Para uma companhia que virou piada na internet por ter mais slides do que chips entregues, isso soa como uma tentativa séria de virar a página.
Em um memorando interno que vazou para a imprensa, Tan reconhece que as equipes de IA passaram por meses de mudanças pesadas e reforça que vai trabalhar lado a lado com as lideranças para refinar a estratégia e garantir execução consistente do roadmap tecnológico avançado da Intel. O ponto-chave é justamente essa consistência. A empresa viu produtos serem renomeados no meio do caminho, lançamentos escorregarem no calendário e roadmaps brilhantes virarem papel velho antes mesmo de o hardware chegar ao mercado. No segmento de IA, onde cada semestre conta, isso custa cliente e reputação.
Por dentro, a reestruturação é grande.

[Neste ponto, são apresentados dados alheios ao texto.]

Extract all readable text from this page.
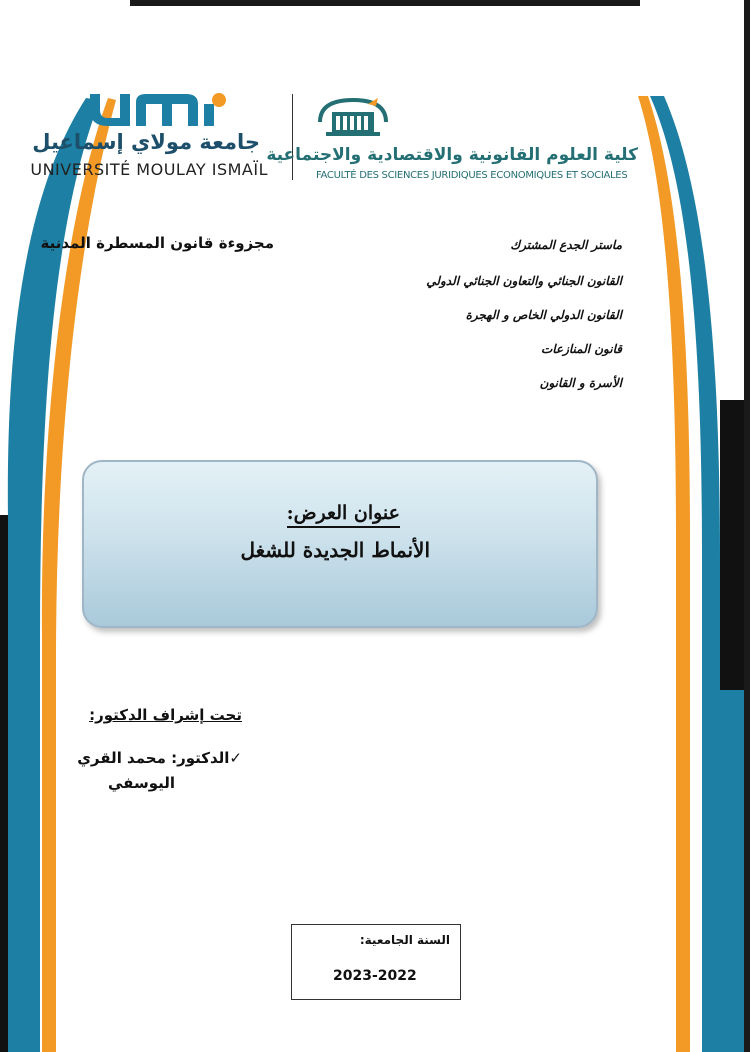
جامعة مولاي إسماعيل
UNIVERSITÉ MOULAY ISMAÏL
كلية العلوم القانونية والاقتصادية والاجتماعية
FACULTÉ DES SCIENCES JURIDIQUES ECONOMIQUES ET SOCIALES
مجزوءة قانون المسطرة المدنية	ماستر الجدع المشترك
القانون الجنائي والتعاون الجنائي الدولي
القانون الدولي الخاص و الهجرة
قانون المنازعات
الأسرة و القانون
عنوان العرض:
الأنماط الجديدة للشغل
تحت إشراف الدكتور:
✓الدكتور: محمد القري
اليوسفي
السنة الجامعية:
2023-2022
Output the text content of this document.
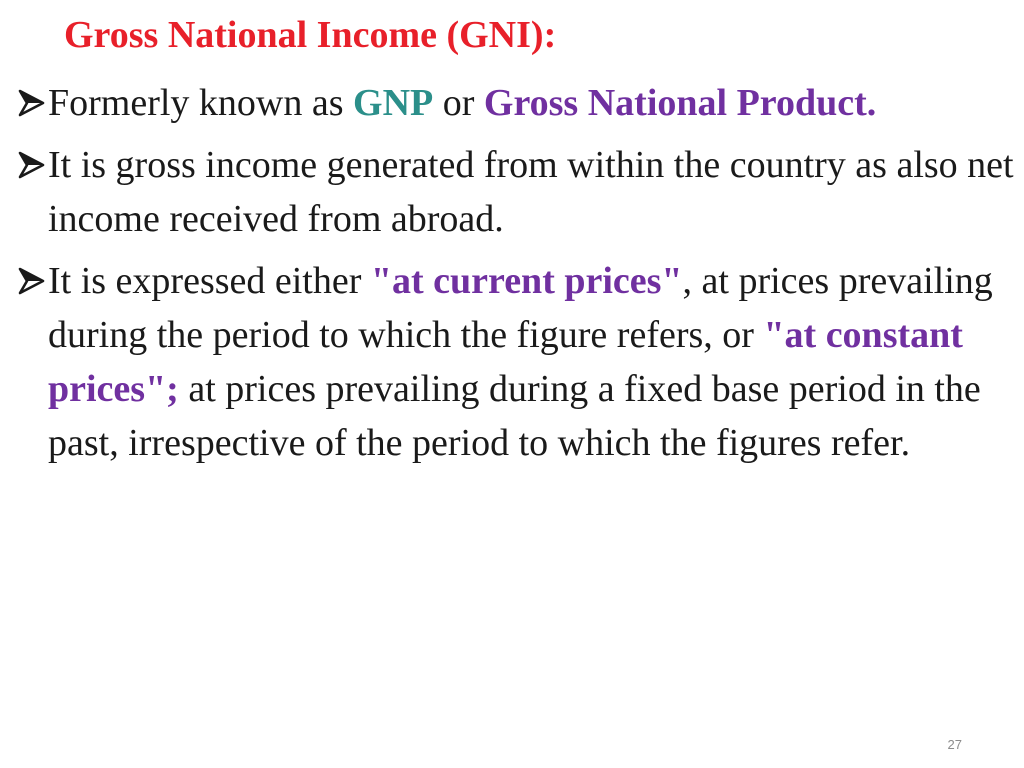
Gross National Income (GNI):
Formerly known as GNP or Gross National Product.
It is gross income generated from within the country as also net income received from abroad.
It is expressed either "at current prices", at prices prevailing during the period to which the figure refers, or "at constant prices"; at prices prevailing during a fixed base period in the past, irrespective of the period to which the figures refer.
27
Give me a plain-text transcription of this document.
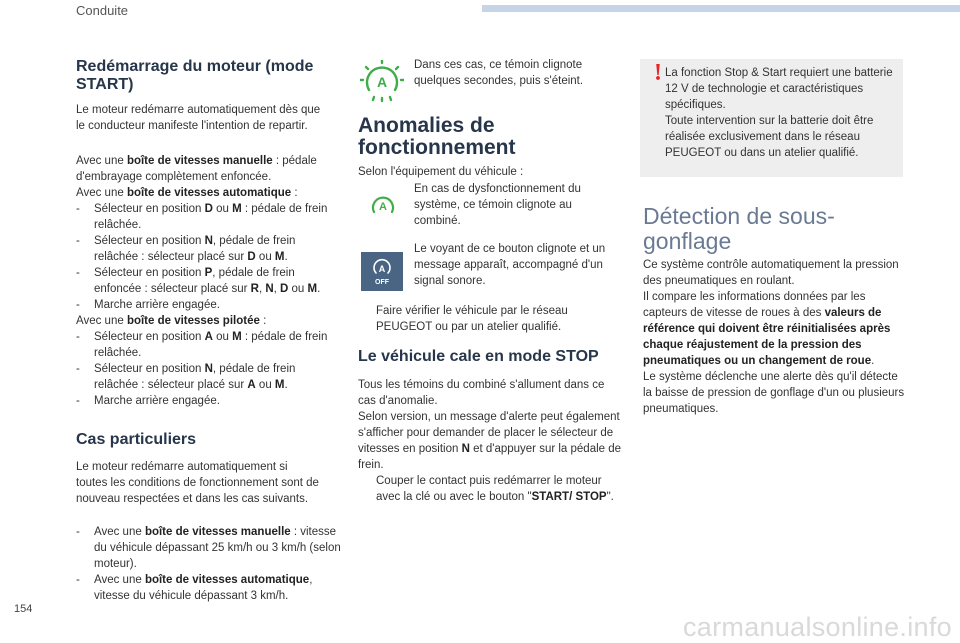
Conduite
Redémarrage du moteur (mode START)
Le moteur redémarre automatiquement dès que le conducteur manifeste l'intention de repartir.
Avec une boîte de vitesses manuelle : pédale d'embrayage complètement enfoncée.
Avec une boîte de vitesses automatique :
-	Sélecteur en position D ou M : pédale de frein relâchée.
-	Sélecteur en position N, pédale de frein relâchée : sélecteur placé sur D ou M.
-	Sélecteur en position P, pédale de frein enfoncée : sélecteur placé sur R, N, D ou M.
-	Marche arrière engagée.
Avec une boîte de vitesses pilotée :
-	Sélecteur en position A ou M : pédale de frein relâchée.
-	Sélecteur en position N, pédale de frein relâchée : sélecteur placé sur A ou M.
-	Marche arrière engagée.
Cas particuliers
Le moteur redémarre automatiquement si toutes les conditions de fonctionnement sont de nouveau respectées et dans les cas suivants.
-	Avec une boîte de vitesses manuelle : vitesse du véhicule dépassant 25 km/h ou 3 km/h (selon moteur).
-	Avec une boîte de vitesses automatique, vitesse du véhicule dépassant 3 km/h.
A
Dans ces cas, ce témoin clignote quelques secondes, puis s'éteint.
Anomalies de fonctionnement
Selon l'équipement du véhicule :
A
En cas de dysfonctionnement du système, ce témoin clignote au combiné.
A
OFF
Le voyant de ce bouton clignote et un message apparaît, accompagné d'un signal sonore.
Faire vérifier le véhicule par le réseau PEUGEOT ou par un atelier qualifié.
Le véhicule cale en mode STOP
Tous les témoins du combiné s'allument dans ce cas d'anomalie.
Selon version, un message d'alerte peut également s'afficher pour demander de placer le sélecteur de vitesses en position N et d'appuyer sur la pédale de frein.
Couper le contact puis redémarrer le moteur avec la clé ou avec le bouton "START/ STOP".
! La fonction Stop & Start requiert une batterie 12 V de technologie et caractéristiques spécifiques.
Toute intervention sur la batterie doit être réalisée exclusivement dans le réseau PEUGEOT ou dans un atelier qualifié.
Détection de sous-gonflage
Ce système contrôle automatiquement la pression des pneumatiques en roulant.
Il compare les informations données par les capteurs de vitesse de roues à des valeurs de référence qui doivent être réinitialisées après chaque réajustement de la pression des pneumatiques ou un changement de roue.
Le système déclenche une alerte dès qu'il détecte la baisse de pression de gonflage d'un ou plusieurs pneumatiques.
154
carmanualsonline.info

Com a saída de Katti e de outros executivos seniores, a Intel deu uma enxugada forte nos níveis de gestão em torno da divisão de IA. Menos camadas entre os times técnicos e a presidência significa que Tan passa a ser o ponto de convergência das decisões estratégicas. Os optimistas enxergam aí uma chance de cortar burocracia e ganhar velocidade. Já os céticos temem que tudo acabe concentrado demais em um único gabinete, travando aprovações, e que o foco volte a ser preparar apresentações em vez de colocar silício na rua.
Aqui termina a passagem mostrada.